Awards Season Roundup: The “whitest” Oscars in recent memory?

By Sean O’Connell
Hollywoodnews.com: HollywoodNews.com’s Awards Season Roundup collects insights from around the Internet on films that are running in the Oscar race.
Where are the celebrated minority performances? Is this the “whitest” Oscar race in recent memory? Gregg Kilday and Matthew Belloni discuss.
Continuing to gush over “Let Me In” (which he says deserves Best Picture consideration), Jeff Wells called star Chloe Moretz “Jodie Foster in 1975, only more so” and adds that she “has really earned consideration as a Best Actress nominee.”
Wells additionally cops to being lukewarm over Tony Goldwyn’s “Conviction,” but hopes enough people admit to liking it so that Fox Searchlight “will feel placated enough to run ads on the Oscar sites. How’s that for naked honesty?” Admirable.

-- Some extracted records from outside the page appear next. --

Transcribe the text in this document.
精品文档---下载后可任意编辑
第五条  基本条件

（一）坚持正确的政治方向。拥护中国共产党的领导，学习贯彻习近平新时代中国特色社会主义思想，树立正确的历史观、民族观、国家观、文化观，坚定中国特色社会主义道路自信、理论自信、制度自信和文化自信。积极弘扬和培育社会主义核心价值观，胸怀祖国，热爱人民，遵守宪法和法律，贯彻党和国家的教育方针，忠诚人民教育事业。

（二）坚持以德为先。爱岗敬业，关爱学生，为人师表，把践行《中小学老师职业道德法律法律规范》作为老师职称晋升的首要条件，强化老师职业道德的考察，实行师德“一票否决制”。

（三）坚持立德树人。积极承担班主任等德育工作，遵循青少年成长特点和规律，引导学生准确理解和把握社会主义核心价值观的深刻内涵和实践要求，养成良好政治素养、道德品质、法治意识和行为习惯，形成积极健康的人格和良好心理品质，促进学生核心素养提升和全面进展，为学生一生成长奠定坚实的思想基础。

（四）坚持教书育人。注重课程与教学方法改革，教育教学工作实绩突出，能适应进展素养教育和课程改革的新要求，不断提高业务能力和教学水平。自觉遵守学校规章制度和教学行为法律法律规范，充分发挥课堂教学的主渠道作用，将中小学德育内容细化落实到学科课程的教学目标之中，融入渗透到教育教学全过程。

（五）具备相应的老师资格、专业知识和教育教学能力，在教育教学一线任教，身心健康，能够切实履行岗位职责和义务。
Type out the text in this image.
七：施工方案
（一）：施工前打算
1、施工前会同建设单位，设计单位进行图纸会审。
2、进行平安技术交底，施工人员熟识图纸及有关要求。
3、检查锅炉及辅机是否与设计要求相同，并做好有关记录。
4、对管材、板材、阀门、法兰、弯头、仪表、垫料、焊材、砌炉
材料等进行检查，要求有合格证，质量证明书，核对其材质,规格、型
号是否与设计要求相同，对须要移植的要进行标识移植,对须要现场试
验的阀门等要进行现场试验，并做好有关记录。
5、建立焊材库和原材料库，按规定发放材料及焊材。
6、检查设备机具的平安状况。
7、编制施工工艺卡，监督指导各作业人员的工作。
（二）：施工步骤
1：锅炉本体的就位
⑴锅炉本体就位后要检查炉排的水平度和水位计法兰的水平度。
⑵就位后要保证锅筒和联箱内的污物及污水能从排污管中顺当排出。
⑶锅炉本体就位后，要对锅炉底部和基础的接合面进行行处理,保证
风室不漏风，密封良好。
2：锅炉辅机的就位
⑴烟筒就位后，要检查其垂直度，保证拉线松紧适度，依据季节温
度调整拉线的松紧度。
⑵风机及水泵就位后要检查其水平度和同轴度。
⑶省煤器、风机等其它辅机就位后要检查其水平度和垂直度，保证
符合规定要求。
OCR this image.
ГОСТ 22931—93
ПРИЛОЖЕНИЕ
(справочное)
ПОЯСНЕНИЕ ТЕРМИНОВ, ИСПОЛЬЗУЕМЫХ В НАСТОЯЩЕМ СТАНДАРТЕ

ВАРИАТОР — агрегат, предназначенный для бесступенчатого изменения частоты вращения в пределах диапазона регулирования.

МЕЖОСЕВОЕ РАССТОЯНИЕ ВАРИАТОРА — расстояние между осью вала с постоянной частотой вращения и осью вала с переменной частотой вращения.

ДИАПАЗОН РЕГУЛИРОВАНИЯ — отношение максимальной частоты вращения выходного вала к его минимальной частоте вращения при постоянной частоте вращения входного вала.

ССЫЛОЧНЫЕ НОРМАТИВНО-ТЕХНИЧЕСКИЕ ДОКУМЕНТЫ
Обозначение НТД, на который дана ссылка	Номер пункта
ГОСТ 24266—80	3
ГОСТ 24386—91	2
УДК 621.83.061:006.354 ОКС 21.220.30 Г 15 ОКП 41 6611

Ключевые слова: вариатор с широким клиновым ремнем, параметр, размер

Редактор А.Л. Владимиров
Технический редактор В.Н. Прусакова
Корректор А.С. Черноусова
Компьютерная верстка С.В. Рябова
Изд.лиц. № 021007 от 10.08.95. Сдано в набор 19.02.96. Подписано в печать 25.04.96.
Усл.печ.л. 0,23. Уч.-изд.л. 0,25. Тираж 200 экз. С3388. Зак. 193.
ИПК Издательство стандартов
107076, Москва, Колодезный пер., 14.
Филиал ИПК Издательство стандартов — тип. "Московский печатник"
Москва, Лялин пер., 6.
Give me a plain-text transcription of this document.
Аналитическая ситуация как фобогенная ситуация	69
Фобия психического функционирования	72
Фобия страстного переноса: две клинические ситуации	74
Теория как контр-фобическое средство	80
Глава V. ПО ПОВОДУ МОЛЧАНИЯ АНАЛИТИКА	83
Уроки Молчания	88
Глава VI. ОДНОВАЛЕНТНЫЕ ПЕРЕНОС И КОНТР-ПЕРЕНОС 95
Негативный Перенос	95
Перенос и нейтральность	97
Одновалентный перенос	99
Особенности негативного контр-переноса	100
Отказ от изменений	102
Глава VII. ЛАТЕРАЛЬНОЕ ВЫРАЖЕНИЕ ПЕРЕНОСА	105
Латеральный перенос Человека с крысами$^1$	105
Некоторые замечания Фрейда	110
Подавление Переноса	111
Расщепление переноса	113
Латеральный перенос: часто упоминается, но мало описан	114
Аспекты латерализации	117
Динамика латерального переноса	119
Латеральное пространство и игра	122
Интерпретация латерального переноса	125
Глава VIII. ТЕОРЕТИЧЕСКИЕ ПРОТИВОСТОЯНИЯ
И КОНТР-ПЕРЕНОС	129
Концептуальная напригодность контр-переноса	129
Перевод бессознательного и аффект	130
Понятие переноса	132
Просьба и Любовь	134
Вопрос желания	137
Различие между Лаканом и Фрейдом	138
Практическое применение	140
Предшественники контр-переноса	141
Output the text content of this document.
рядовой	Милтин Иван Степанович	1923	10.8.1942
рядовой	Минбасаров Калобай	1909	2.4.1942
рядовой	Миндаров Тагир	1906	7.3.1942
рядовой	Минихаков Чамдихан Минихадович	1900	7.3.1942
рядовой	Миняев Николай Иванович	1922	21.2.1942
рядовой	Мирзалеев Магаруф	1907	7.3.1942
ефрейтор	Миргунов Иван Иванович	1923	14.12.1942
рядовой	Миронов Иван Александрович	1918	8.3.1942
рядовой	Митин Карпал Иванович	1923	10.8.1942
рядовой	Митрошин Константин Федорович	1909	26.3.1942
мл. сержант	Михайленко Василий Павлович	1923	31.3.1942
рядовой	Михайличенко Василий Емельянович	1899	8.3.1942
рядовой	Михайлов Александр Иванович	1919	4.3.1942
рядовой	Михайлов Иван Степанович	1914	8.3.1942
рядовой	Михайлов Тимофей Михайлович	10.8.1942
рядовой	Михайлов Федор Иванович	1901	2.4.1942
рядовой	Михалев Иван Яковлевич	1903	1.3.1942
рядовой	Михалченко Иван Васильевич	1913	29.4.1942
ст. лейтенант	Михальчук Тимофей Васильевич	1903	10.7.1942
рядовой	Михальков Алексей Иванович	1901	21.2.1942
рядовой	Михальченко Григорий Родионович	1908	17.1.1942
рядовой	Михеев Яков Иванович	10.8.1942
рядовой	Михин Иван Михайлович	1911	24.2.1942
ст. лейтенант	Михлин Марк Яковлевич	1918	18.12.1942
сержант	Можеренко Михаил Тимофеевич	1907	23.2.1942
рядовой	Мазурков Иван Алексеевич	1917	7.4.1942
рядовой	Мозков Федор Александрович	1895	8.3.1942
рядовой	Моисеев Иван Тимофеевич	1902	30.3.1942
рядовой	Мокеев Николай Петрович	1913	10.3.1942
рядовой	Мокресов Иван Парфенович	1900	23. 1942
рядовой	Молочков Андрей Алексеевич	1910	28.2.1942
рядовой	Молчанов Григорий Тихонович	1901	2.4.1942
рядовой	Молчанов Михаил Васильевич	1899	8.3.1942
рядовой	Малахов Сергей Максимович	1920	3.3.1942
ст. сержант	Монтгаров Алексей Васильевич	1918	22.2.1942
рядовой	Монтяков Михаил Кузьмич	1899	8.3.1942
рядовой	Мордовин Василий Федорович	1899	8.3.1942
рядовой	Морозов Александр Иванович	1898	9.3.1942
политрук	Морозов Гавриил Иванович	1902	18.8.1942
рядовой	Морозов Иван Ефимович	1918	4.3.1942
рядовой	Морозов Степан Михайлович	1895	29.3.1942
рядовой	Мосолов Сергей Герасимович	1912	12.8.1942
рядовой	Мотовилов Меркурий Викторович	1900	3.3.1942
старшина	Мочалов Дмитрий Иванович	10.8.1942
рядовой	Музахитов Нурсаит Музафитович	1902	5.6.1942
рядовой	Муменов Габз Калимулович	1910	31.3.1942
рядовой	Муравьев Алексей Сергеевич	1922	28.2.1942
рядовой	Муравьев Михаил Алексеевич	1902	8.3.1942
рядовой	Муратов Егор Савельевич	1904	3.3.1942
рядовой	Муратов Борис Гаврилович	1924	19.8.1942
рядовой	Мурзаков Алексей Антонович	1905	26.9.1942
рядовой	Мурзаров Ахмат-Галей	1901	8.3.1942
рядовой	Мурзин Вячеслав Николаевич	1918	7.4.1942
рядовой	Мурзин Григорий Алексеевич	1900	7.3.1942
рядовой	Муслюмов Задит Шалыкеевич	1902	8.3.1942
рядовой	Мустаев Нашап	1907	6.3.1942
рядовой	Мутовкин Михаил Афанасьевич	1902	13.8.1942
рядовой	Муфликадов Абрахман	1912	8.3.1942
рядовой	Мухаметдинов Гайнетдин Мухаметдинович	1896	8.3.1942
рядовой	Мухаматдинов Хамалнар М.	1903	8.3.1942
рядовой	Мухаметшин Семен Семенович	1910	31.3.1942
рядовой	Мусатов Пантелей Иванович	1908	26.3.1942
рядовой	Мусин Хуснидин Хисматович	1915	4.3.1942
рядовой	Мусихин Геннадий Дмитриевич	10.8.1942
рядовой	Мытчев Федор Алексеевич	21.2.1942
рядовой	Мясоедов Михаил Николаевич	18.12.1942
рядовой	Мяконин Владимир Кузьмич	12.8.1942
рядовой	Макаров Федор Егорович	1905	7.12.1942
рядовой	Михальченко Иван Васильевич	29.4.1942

Over at EW.com, Dave Karger talks to the “Social Network” cast and crew about “talky” movies.
A ComingSoon.net reader wrote in to the site and said a different, longer “True Grit” trailer is in theaters this weekend. They described it as “epic.” It reportedly will be online early next week.
The annual march of year-end Awards Screeners has begun with Sony Pictures Classics’ “Mother and Child” and “Animal Kingdom.” One of the two is one of the best films I’ve seen this year.
And The Wrap recaps the latest international submissions for this year’s Best Foreign Language Oscar. (List is updated regularly.)